Bij de bepaling van de hoogte van de voorwaardelijke gevangenisstraf houdt de rechtbank rekening met de omstandigheid dat de bewezenverklaarde strafbare feiten in verminderende mate aan de verdachte kunnen worden toegerekend. In beginsel acht de rechtbank een voorwaardelijke gevangenisstraf voor de duur van drie maanden passend, maar gelet op de verminderde toerekenbaarheid zal de rechtbank aan de verdachte een voorwaardelijke gevangenisstraf voor de duur van twee maanden opleggen.

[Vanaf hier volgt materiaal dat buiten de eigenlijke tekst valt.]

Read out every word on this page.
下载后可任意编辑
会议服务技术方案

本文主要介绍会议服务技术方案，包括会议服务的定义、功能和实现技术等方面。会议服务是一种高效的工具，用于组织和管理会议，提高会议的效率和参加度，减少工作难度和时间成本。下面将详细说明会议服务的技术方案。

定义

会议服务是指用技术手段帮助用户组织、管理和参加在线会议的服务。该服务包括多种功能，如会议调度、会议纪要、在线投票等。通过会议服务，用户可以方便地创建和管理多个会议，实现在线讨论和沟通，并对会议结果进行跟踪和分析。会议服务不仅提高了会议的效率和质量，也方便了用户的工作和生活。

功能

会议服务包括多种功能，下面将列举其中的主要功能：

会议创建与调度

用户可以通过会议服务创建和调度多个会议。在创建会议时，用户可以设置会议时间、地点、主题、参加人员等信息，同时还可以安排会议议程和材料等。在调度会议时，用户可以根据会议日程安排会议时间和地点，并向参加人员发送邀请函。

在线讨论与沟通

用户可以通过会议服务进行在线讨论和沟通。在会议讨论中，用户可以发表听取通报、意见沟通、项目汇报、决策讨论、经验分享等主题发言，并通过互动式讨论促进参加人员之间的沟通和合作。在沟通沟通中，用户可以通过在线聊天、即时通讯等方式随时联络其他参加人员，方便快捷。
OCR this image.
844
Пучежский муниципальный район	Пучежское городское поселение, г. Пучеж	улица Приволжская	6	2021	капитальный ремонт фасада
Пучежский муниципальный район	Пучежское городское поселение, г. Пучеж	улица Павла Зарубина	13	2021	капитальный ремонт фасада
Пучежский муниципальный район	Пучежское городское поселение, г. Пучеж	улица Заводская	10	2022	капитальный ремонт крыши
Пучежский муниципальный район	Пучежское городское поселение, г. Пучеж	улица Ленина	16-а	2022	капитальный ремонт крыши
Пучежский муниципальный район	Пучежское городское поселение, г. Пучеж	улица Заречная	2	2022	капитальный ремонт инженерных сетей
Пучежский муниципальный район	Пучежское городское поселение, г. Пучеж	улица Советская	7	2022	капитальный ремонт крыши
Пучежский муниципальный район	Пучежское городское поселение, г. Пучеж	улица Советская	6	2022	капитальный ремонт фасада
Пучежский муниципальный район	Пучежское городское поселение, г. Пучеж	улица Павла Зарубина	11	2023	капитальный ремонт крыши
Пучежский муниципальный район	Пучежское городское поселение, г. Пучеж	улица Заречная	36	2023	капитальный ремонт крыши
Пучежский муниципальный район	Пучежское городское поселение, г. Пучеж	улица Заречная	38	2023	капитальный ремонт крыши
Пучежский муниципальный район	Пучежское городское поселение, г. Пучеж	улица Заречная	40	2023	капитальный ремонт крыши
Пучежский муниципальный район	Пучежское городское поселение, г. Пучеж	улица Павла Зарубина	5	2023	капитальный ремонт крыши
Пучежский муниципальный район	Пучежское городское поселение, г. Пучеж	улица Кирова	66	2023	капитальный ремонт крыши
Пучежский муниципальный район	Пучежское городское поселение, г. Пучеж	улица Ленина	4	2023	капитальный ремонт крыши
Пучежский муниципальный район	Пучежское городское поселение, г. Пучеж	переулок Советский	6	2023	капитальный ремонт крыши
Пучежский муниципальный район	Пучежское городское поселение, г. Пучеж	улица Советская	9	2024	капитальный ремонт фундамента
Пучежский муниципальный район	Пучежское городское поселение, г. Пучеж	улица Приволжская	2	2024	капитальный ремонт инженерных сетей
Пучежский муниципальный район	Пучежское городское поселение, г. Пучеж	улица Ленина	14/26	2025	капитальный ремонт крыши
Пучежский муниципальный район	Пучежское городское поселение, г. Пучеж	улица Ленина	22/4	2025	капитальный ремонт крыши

Aan deze voorwaardelijke gevangenisstraf zal de rechtbank als bijzondere voorwaarden verbinden een meldplicht bij de reclassering, een ambulante behandeling bij Fivoor of een soortgelijke instelling, een contactverbod met [naam 1] en [naam 2] en een klinische opname bij [kliniek] .
De rechtbank acht de bijzondere voorwaarde medewerking aan middelencontrole niet noodzakelijk, omdat niet is gebleken dat bij de verdachte op dit moment sprake is van middelen- of verslavingsproblematiek. Daarnaast zal de rechtbank de door de officier van justitie gevorderde bijzondere voorwaarde ‘inzicht geven in medische informatie’ niet als bijzondere voorwaarde opleggen, omdat de rechtbank dit niet noodzakelijk acht en dit een ingrijpende inbreuk op de privacy van de verdachte is.
De stelselmatigheid van de belaging, de veiligheid van de slachtoffers en de complexiteit van de psychische problematiek van de verdachte maken dat de rechtbank voor de hiervoor genoemde bijzondere voorwaarden een proeftijd van drie jaren aangewezen acht.
Voorlopige hechtenis
De voorlopige hechtenis van de verdachte is met ingang van 10 mei 2024 geschorst. Nu aan de verdachte een voorwaardelijke gevangenisstraf wordt opgelegd, zal de rechtbank het geschorste bevel tot voorlopige hechtenis opheffen per heden.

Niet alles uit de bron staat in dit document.